Fig. 2: Hypo- and hyper phosphomimetic mutants significantly demix with wild-type TDP-43.

a Presentation of the automatic detection scheme allowing to measure fluorescence intensities in spots along the microtubules network in HeLa cells co-expressing wild-type and mutant TDP-43 fused to a microtubule binding-domain (MBD) by using the Harmony software. In each “microtubule” spot, the intensity of RFP and GFP was measured as well as in the surrounding cytoplasm. Scale bar: 50 μm. Zoom scale bar: 20 μm. b Left panel: Scatter plot of the relative GFP and RFP fluorescence intensity (spots versus cytoplasm) detected in all HeLa cells present in a single well under indicated conditions. The R-squared (R²) value indicates to which extent the scatter plot distribution can be fitted using linear regression (R² = 1: perfect mixing between the two proteins). Right panel: images of Hela cells showing that TDP-43 is well mixed with itself (R² = 0.96) but not with G3BP-1 (R² = 0.47).
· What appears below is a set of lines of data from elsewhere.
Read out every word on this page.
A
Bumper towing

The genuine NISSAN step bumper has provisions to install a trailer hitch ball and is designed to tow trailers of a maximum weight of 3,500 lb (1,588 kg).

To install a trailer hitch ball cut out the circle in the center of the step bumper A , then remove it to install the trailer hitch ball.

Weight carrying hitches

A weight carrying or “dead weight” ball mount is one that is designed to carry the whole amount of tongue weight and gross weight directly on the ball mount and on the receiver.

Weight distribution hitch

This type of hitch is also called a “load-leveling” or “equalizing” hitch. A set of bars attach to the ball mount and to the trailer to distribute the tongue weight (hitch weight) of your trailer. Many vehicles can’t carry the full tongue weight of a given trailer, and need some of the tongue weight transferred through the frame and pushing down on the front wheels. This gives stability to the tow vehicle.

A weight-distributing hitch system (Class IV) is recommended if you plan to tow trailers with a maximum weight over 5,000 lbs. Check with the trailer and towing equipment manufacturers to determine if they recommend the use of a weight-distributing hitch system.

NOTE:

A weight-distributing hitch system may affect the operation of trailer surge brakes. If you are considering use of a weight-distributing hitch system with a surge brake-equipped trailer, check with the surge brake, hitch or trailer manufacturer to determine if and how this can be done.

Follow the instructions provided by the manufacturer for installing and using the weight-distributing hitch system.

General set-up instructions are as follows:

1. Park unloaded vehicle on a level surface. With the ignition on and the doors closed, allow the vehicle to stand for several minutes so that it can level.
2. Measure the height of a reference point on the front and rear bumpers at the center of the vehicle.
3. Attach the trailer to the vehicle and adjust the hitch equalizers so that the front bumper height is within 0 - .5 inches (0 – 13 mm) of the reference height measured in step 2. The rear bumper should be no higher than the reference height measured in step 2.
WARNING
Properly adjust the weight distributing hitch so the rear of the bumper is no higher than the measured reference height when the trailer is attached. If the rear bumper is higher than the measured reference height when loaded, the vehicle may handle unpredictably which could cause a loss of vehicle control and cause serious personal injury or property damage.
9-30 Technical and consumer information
Scale bar: 50 μm. c Representative images of HeLa cell co-expressing indicated proteins used to measure their mixing along the microtubule network. Scale bar: 50 μm. Zoom scale bar: 30 μm. Lower panel: Mixing score (R² values) measured in HeLa cells expressing wild-type TDP-43 and the indicated phosphomimetic mutants (see Fig. 1a). Error bars indicate SEM and the asterisks indicate statistical significance with ***p < 0.001, ****p < 0.0001, ns. non-significant, as measured by ANOVA test from n = 4 wells (each dot represents one well). d Images of HeLa cells expressing indicated HA-tagged protein and immune-stained with an anti-phospho TDP-43 antibody (Ser409/410). Note the co-localization of the hyper-phosphomimetic TDP-43 mutant and the anti-phospho TDP-43 in the nucleoplasm and some nuclear granules. Scale bars: 20 μm. Lower panel: Relative increase in cellular anti-phospho TDP-43 (Ser409/410) fluorescence intensity with respect to anti-HA intensity in HeLa cells expressing indicated HA-tagged TDP-43 phosphomimetic mutant. Note the non-recognition of the 5E mutant by the anti-phospho TDP-43 since Ser409/410 were not mutated into Glu residues in this mutant. Error bars indicate SEM and the asterisks indicate statistical significance with ****p < 0.0001, ns non-significant, as measured by ANOVA test from n = 4 wells (each dot represents one well).